Shaba National Reserve, also located to the south of Samburu National Park, supports a huge population of wildlife as well as over 350 bird species. The little known Maralal National Reserve situated in the heart of Samburu County is an ideal destination for wildlife viewing safari. Some of the animals that can be spotted here include zebra, hyena, buffalo, leopard and eland.
Traveling to Samburu County
Samburu is accessible from Nairobi by road through Isiolo via Archers Post, along the Isiolo-Marsabit road. The 350 km road journey usually takes about five hours. The route is serviced by one bus daily in either direction between Maralal and Isiolo.
The county is also accessible from Nyahururu via the 150km Nyahururu-Rumuruti-Maralal road. The route is serviced by one bus daily in either direction between Maralal and Nyahururu.
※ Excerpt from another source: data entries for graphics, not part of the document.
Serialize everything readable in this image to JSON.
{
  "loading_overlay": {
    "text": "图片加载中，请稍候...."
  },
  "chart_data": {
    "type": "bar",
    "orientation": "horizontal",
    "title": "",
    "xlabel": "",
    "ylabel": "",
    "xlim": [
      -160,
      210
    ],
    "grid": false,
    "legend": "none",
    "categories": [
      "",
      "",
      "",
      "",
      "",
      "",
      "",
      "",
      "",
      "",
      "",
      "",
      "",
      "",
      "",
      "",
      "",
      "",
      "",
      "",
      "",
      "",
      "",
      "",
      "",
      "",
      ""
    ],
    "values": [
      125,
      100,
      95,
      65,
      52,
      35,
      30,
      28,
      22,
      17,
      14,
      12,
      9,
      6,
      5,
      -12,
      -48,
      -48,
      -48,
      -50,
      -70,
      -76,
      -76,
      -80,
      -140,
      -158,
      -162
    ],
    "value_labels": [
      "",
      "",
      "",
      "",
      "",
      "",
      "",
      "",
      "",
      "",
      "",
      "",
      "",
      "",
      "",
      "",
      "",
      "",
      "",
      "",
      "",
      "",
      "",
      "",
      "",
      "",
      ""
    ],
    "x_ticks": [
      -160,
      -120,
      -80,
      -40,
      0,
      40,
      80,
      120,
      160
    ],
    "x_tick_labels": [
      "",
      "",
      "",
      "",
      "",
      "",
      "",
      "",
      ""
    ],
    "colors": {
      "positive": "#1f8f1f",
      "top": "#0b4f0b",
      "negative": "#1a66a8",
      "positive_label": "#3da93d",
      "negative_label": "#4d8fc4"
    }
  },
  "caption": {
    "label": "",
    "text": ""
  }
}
However, this road has not been repaired for many years and may be impassable during the rains.
You can also access Samburu by air from Wilson Airport in Nairobi. Air Kenya operates daily scheduled flights to Samburu and Buffalo Spring airstrips.
Samburu County offers a wide choice of places to stay. Popular ones include Samburu Desert Rose Lodge, Samburu Sopa Lodge, Samburu Saasab Camp, Samburu Intrepids Camp, Samburu Saruni Lodge and Samburu Serena Lodge.
Other leading facilities include Samburu Elephant Watch Camp, Samburu Bedouin Camp, Samburu Elephant Bedroom Camp, Samburu Larsens Tented Camp and Samburu Kitich Camp. Quality budget lodgings can be found in Maralal town.
The county is served by Kenya Commercial Bank and Equity Bank, both located in Maralal town. Equity Bank has an ATM lobby at Archers Post along Isiolo-Marsabit road.
Small markets and gift shops can be found around Maralal, Archers Post and Baragoi. These shops sell local handicrafts and gift items such as bracelets, necklaces, spears and belts.